Three configurations I now treat as table stakes for any project where I'll run multi-turn sessions:

• 01A .op-env file declaring which secrets the session needs and where they live in 1Password
• 02A startup wrapper that runs op run --env-file=.op-env before launching claude-code
• 03The secret-scrub and refuse-secret-files hooks installed at the user level (~/.claude/hooks/)

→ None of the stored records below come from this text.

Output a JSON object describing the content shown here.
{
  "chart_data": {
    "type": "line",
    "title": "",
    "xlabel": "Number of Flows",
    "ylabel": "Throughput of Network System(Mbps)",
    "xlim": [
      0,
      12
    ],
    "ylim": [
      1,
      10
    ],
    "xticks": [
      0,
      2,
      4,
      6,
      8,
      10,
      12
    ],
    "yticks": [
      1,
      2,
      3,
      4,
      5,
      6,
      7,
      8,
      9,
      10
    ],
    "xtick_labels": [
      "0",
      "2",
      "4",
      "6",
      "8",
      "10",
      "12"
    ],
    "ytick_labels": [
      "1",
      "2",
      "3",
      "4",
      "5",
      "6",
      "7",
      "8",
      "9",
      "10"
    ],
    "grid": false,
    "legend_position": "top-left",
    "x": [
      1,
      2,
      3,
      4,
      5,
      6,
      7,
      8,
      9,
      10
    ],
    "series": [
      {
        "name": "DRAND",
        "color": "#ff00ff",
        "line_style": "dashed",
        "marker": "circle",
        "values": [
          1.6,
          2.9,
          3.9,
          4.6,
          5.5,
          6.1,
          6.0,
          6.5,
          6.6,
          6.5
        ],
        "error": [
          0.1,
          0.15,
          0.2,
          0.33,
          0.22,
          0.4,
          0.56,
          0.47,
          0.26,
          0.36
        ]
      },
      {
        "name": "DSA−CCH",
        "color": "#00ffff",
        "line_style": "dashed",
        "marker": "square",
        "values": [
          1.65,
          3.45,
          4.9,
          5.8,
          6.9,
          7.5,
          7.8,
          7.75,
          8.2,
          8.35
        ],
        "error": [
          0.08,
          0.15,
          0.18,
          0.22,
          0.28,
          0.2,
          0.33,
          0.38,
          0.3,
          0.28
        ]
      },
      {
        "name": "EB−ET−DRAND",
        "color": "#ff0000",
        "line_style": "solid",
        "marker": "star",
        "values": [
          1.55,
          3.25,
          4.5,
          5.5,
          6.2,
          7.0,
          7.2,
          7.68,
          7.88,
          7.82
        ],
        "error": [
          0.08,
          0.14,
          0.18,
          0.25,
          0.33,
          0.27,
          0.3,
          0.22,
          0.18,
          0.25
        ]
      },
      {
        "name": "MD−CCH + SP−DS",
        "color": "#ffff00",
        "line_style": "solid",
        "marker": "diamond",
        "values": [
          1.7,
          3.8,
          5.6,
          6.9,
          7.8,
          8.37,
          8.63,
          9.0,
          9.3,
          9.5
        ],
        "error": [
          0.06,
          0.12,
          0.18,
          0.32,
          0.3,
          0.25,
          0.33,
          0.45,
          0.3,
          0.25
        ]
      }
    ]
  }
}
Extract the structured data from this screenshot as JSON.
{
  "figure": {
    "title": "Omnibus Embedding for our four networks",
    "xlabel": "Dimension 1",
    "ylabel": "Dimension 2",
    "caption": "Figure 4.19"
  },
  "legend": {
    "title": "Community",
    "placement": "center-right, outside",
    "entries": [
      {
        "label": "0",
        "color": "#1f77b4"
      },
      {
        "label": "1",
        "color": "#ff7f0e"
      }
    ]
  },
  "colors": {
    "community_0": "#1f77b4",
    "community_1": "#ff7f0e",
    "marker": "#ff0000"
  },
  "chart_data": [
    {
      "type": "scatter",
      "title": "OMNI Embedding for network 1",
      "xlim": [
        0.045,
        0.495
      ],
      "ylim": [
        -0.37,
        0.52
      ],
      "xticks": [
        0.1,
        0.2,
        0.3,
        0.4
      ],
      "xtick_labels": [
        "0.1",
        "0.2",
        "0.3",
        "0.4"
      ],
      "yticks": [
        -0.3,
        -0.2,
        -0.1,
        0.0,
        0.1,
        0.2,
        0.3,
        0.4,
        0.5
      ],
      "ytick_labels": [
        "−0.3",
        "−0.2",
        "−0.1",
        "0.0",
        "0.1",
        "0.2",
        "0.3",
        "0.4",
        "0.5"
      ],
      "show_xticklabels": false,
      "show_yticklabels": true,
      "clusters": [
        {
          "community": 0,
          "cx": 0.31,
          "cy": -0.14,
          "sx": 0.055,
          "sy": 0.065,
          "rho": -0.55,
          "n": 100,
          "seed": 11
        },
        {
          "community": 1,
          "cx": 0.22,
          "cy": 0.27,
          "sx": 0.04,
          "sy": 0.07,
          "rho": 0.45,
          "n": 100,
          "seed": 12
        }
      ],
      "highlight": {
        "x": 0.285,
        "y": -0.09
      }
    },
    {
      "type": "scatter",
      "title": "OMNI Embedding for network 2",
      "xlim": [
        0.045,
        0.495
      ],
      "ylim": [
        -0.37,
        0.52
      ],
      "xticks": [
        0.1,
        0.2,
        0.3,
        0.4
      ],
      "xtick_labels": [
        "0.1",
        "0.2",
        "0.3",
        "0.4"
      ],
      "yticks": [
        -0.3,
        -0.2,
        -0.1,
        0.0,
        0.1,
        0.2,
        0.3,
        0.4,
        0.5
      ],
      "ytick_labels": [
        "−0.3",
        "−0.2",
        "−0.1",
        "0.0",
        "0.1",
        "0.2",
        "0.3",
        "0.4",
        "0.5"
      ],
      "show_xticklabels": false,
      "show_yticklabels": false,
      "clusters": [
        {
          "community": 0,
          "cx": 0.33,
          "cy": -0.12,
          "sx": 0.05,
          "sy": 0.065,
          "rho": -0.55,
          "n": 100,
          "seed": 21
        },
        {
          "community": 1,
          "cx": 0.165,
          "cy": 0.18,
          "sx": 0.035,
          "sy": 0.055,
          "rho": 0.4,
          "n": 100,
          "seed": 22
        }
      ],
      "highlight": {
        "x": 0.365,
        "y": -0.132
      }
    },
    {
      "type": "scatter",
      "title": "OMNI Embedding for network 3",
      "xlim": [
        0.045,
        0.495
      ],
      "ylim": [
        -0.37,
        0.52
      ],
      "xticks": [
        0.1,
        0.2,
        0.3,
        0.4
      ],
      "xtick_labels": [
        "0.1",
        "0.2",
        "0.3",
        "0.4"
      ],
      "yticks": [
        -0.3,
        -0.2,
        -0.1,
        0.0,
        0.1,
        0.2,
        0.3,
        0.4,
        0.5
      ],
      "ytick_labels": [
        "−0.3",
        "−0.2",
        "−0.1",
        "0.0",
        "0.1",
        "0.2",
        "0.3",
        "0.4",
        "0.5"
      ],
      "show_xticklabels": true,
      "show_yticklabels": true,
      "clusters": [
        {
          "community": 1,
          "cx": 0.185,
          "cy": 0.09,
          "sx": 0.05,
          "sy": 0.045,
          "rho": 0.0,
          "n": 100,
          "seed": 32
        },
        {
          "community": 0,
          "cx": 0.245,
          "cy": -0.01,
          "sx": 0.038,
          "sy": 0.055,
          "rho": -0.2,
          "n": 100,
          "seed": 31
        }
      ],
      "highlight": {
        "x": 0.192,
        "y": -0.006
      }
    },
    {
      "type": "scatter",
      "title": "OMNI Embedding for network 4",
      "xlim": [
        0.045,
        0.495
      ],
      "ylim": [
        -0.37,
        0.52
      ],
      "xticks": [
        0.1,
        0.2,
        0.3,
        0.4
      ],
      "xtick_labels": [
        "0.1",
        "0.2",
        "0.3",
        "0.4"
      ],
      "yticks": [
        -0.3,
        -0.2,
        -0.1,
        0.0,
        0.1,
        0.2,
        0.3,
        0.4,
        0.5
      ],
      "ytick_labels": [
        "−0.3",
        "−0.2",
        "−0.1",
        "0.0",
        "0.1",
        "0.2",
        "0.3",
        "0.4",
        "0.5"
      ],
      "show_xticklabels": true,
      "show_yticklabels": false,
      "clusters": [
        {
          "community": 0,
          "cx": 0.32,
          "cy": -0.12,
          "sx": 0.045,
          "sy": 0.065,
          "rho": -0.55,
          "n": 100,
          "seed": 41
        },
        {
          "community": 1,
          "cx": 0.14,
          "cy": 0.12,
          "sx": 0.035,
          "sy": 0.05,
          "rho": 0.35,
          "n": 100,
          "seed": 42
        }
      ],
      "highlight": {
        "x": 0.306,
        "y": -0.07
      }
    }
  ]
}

Total setup time on a new project: about ten minutes once you have the templates. The protection it adds: the next session that accidentally tries to read a secret file gets refused; the next tool result that contains a secret gets scrubbed; the next backup of ~/.claude/ doesn't contain anything that would matter if it leaked.

What This Costs

The performance overhead is negligible. The PostToolUse scrub hook adds about 8ms per tool call (regex pass over the result string). The PreToolUse refusal hook adds about 3ms. Across 60 turns of a typical session, that's under a second of total added latency. The cost-benefit is heavily favorable.

The cognitive overhead is the harder cost. You have to think about secrets at the start of every project — declare what's needed, populate the vault, configure the wrapper. Most projects will use the defaults you've already set up, but some will need additional secrets, and you have to add them deliberately.

The alternative is much worse. A single secret leaked into a session log is a secret you have to assume is compromised. You rotate it, audit access, check downstream systems for unauthorized use. That's hours of work for one slip. The discipline of injecting secrets at the tool boundary is the cheapest way to make slips structurally impossible.

“The 11.6 GB of session logs on my disk contain zero plaintext secrets. I checked. The hooks have done their job.”